As Taipei City's water rationing comes into effect today, businesses that usually consume large amounts of water are trying to map out strategies to minimize their losses.
"The day before water is to be cut off, we try to fill up our water tower [on the roof] so we can meet our water usage needs the next day when the taps are turned off," Lin Lung-te (
"We hope that by doing so, it will help sustain our water usage before the water supply resumes in 24 hours."
Lin's remarks reflect the most common approach taken by many of the city's businesses to cope with the city's latest water-rationing measure, which is to cut off the water supply for 24 hours, district by district on a rotating basis starting at 4am today.
"Where water is concerned, we will try to do as much as we can the day before the taps are turned off," Lin added.
"We'll try to wash up the vegetables and other ingredients and clean up the kitchen utensils and equipment."
Ellen Chang, PR manager of the Grand Formosa Regent Hotel, said that the hotel had asked its customers to cooperate to cut its water usage to a minimum.
"Other than lowering water pressure and installing devices in every toilet to reduce the amount of water used in each flush, we have also suggested to guests who are staying more than one day to not change their bed sheets and towels every day," Chang said.
"We also reuse the leftover ice cubes [from dining services] to water our plants after the ice cubes have melted," she added.

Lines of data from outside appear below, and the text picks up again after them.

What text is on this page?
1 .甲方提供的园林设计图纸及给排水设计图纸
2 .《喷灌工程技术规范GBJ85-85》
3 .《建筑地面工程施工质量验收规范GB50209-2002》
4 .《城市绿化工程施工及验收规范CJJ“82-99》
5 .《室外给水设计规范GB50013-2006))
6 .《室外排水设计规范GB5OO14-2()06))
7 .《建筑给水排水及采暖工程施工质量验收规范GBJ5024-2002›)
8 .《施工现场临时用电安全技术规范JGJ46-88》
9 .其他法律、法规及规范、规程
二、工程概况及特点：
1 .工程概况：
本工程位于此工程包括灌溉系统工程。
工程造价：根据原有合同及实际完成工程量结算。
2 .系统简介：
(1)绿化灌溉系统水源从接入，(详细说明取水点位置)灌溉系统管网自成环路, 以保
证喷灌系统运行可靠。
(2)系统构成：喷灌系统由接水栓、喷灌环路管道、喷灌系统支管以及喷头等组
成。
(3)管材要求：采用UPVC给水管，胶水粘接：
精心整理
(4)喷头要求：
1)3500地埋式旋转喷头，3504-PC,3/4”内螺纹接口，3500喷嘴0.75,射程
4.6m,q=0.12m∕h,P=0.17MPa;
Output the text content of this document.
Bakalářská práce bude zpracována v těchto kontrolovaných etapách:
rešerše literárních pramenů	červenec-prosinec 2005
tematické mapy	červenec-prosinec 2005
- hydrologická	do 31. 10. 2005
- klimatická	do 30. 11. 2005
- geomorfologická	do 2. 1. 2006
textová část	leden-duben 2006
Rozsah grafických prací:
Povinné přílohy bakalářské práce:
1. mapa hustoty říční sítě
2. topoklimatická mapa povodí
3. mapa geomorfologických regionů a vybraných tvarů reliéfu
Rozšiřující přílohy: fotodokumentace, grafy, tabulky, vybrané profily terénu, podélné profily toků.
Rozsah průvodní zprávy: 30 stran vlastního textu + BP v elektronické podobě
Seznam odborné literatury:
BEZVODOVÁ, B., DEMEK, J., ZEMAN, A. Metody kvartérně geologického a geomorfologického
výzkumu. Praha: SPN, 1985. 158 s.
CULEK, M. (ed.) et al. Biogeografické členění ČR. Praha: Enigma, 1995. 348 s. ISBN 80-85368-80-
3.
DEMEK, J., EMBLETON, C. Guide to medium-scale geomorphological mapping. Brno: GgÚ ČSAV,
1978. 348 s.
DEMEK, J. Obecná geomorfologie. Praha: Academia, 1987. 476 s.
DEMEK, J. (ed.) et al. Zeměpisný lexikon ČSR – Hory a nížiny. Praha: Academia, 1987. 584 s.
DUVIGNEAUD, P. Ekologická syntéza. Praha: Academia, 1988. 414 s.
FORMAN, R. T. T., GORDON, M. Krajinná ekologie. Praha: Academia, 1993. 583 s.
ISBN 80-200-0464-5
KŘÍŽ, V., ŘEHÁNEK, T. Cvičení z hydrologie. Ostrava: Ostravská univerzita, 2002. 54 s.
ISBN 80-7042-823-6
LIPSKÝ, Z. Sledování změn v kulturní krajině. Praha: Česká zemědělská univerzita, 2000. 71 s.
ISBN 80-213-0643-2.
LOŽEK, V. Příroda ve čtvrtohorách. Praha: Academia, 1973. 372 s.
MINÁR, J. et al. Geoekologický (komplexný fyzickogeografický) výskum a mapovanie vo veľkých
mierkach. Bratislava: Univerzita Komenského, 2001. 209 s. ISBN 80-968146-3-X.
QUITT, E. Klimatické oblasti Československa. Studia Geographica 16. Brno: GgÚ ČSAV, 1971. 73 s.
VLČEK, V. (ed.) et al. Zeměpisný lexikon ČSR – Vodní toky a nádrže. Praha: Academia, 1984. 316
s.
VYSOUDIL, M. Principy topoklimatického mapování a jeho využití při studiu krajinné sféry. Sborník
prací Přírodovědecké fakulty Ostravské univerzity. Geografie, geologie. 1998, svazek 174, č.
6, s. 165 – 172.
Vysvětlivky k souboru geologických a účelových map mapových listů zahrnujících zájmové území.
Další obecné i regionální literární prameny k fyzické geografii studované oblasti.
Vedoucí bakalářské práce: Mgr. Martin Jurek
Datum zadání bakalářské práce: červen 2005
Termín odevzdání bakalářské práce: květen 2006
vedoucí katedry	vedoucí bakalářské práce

Tracy Pai, councilor at the Alexander Health Club, told the Taipei Times that to comply with the latest water-rationing restrictions, the club has no choice but to suspend services that usually require a large amount of water, such as the beauty spa.
"In addition, the club is also suspending shower and bathing services for club members after they are done with their work-outs," Pai said.
A staff member at the Shao Lin Salon branch located on Tunhwa North Road told the Taipei Times that because of the rationing, the salon would not offer its hair-washing services this morning.
"To save what water we have available in the tower, we will only offer services for hair-perms and hair-cuts, which demand less water," she said.
"It [the water cutoff] is inconvenient to both the customers and us, but all we can do at the moment is to cut the impact of the restrictions as much as we can," she added.